A cross-encoder takes the query and each candidate chunk as a pair and scores how well the chunk answers the query:
from sentence_transformers import CrossEncoder
reranker = CrossEncoder("cross-encoder/ms-marco-MiniLM-L-6-v2") # ~60MB
def rerank(query: str, results: list, top_n: int = 5) -> list:
pairs = [(query, r.content) for r in results]
scores = reranker.predict(pairs)
for result, score in zip(results, scores):
result.score = float(score)
return sorted(results, key=lambda r: r.score, reverse=True)[:top_n]
In my testing, re-ranking bumped answer relevance by about 30-40% over raw vector search. Biggest gains on ambiguous queries where user wording doesn’t match document terminology.
Prompt structure matters more than people think
Don’t just concatenate all chunks into one big context block. The model loses track of which chunk says what, and longer context increases hallucination.
def build_prompt(query: str, results: list) -> list[dict]:
context_blocks = []
for i, r in enumerate(results, 1):
source = r.metadata.get("source", "unknown")
context_blocks.append(f"[Source {i}] ({source})\n{r.content}")
context = "\n\n---\n\n".join(context_blocks)
return [
{"role": "system", "content": (
"Answer based on the provided context only. "
"Reference sources by number. "
"If the context doesn't have enough info, say so."
)},
{"role": "user", "content": f"Context:\n{context}\n\n---\nQuestion: {query}"},
]
Numbered sources so the model can cite references. Separators to help it keep chunks distinct.

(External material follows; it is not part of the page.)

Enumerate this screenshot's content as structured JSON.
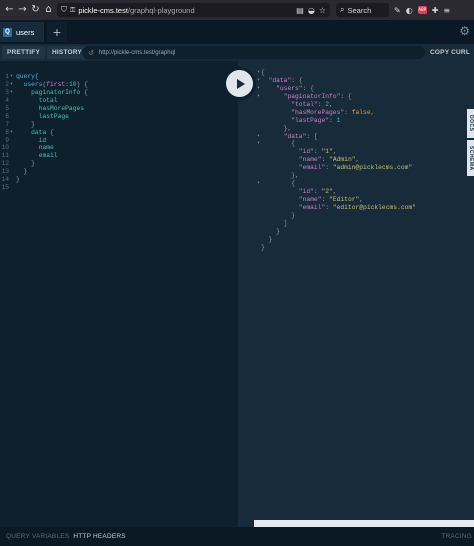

And that explicit “say you don’t know” instruction — without it, the model just makes stuff up from partial context.
Where it still breaks
The most frustrating failure: right chunks retrieved, wrong answer anyway. Usually contradictory documents or outdated docs mixed with current ones. I handle this by adding timestamps to chunk metadata and telling the model to prefer recent sources.
Questions that span two chunks are hard. The answer is partly in chunk 3, partly in chunk 7. Sentence overlap helps. For complex documents, I’ve experimented with parent-child chunking: store both a large parent chunk and smaller children, search against children but pull the parent into context.
And users don’t use the same words as your documents. They say “cancel my account” when the docs say “account deactivation process.” Query expansion — generating alternative phrasings with a fast model before searching — catches a lot of these mismatches.
How it actually performs
After a few months running this for internal document Q&A: factual questions with clear answers hit about 90% accuracy. Multi-source synthesis is around 75%. Complex reasoning across many documents is closer to 50% and probably needs a knowledge graph, not just RAG.
Latency is P50 ~800ms, P95 ~2.5 seconds including re-ranking. Cost is about $0.02 per query.
If you’re starting from scratch: spend most of your effort on chunking. Bad chunks poison everything downstream. Use pgvector if you already run PostgreSQL. Add re-ranking early — the quality gain is way bigger than the effort. Structure your prompts with numbered sources. And monitor from day one. Log every query and score, review the lowest-scoring ones weekly. They tell you exactly where your pipeline is failing.